Uraian apa pun tentang cara penghitungan hasil tertentu selalu merupakan uraian metode dan tidak pernah merupakan deskripsi metodologi. Karena itu penting untuk menghindari menggunakan metodologi sebagai sinonim untuk metode atau kumpulan metode.

Melakukan hal tersebut menggesernya dari makna epistemologis yang sebenarnya dan menguranginya menjadi prosedur itu sendiri, atau seperangkat alat, atau instrumen yang seharusnya menjadi hasilnya.

Metodologi dan metode tidak dapat dipertukarkan. Menggunakan metodologi sebagai sinonim untuk metode atau serangkaian metode mengarah pada kebingungan dan salah tafsir dan melemahkan analisis yang tepat yang harus digunakan untuk merancang penelitian.

Pengertian Metodologi Penelitian

Metodologi adalah cara melakukan sesuatu dengan menggunakan pikiran secara seksama untuk mencapai suatu tujuan. Jadi, pengertian metodologi penelitian (research methodology) ialah ilmu yang menerangkan bagaimana sebaiknya dan seharusnya penelitian itu dilaksanakan.

Hal ini sejalan dengan asal muasal bahasanya, yakni berasal dari kata “metode” yang artinya cara yang tepat untuk melakukan sesuatu, dan “logos” yang berarti ilmu atau pengetahuan.

Pengertian Metodologi Penelitian Menurut Para Ahli

Adapun definisi metodologi penelitian menurut para ahli, antara lain sebagai berikut;

  1. Teguh (1999: 9)

Metodologi adalah ilmu atau studi yang berhubungan dengan penelitian, sedangkan penelitian (research) menunjukkan kegiatan pelaksanaan dari metodologi penelitian.
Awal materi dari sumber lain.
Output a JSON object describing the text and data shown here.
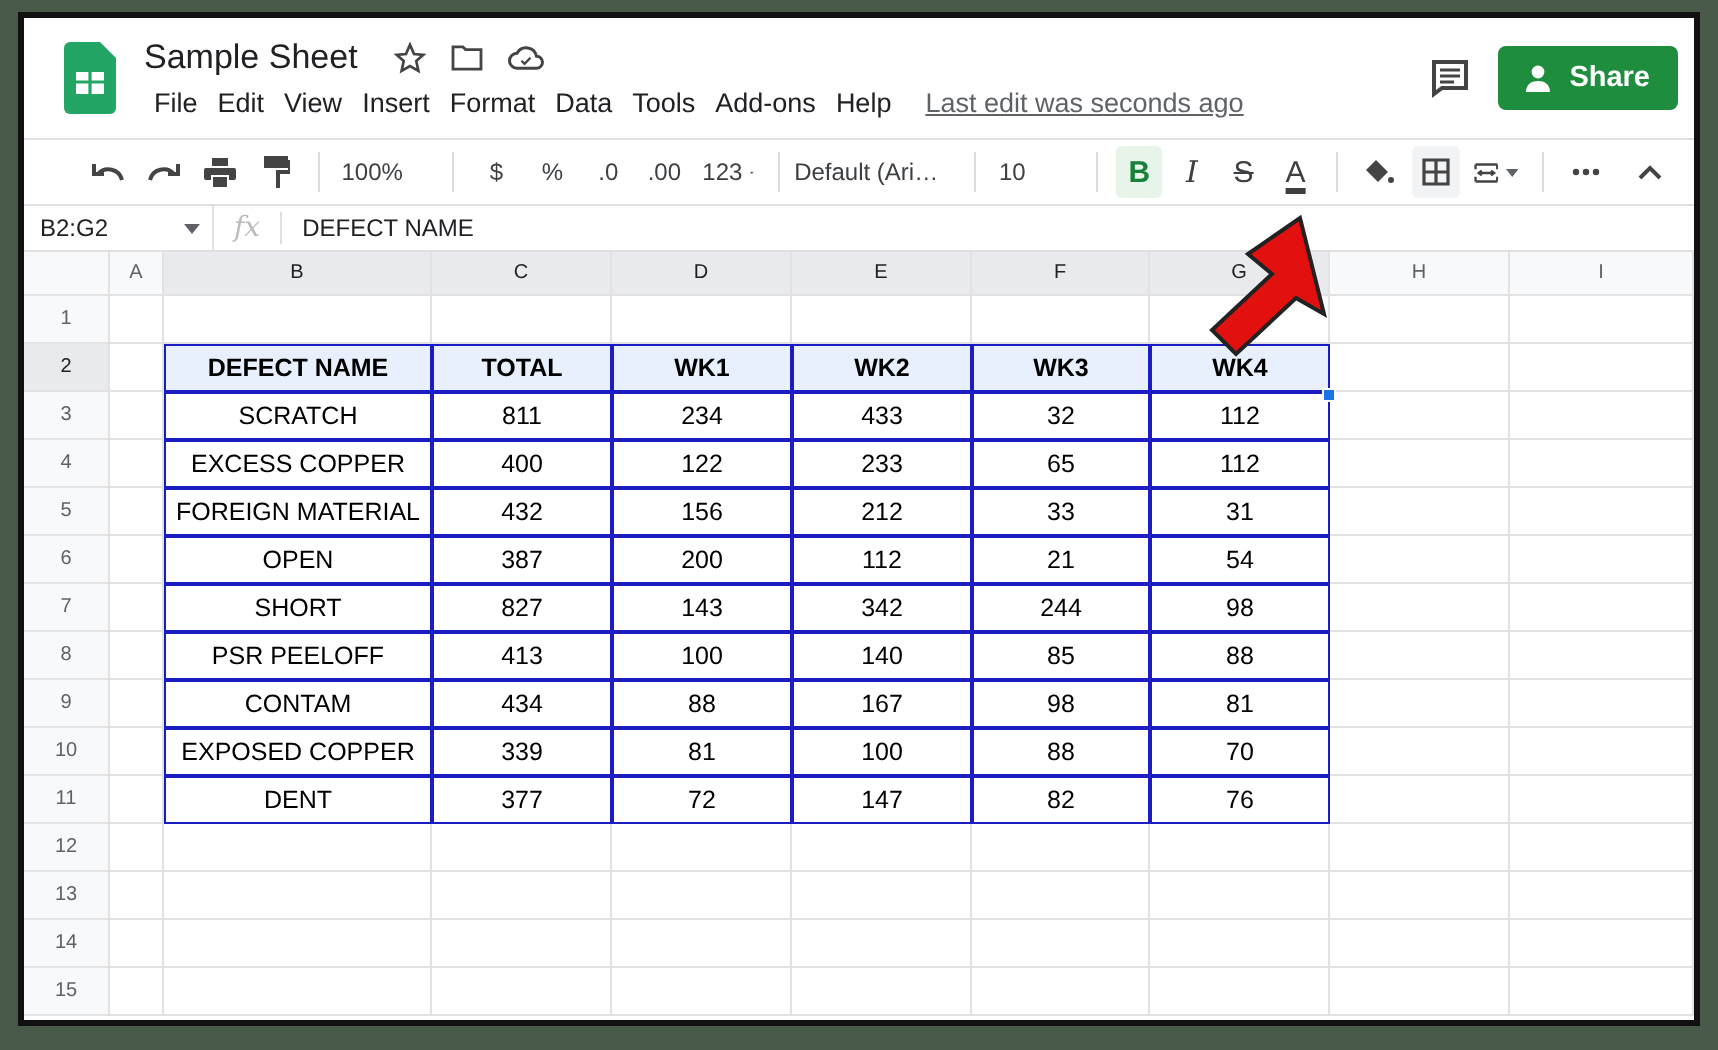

Pelajaran yang membicarakan tentang metode-metode ilmiah untuk penelitian tersebut disebut Metodologi Penelitian.

  1. Nawawi (1994: 8)

Metodologi dalam pengertian penelitian juga bisa didefinisikan sebagai ilmu untuk mengungkapkan dan menerangkan gejala-gejala alam dan gejala-gejala sosial dalam kehidupan manusia, dengan mempergunakan prosedur kerja yang sistematis, terartur, tertib dan dapat dipergunakan secara ilmiah.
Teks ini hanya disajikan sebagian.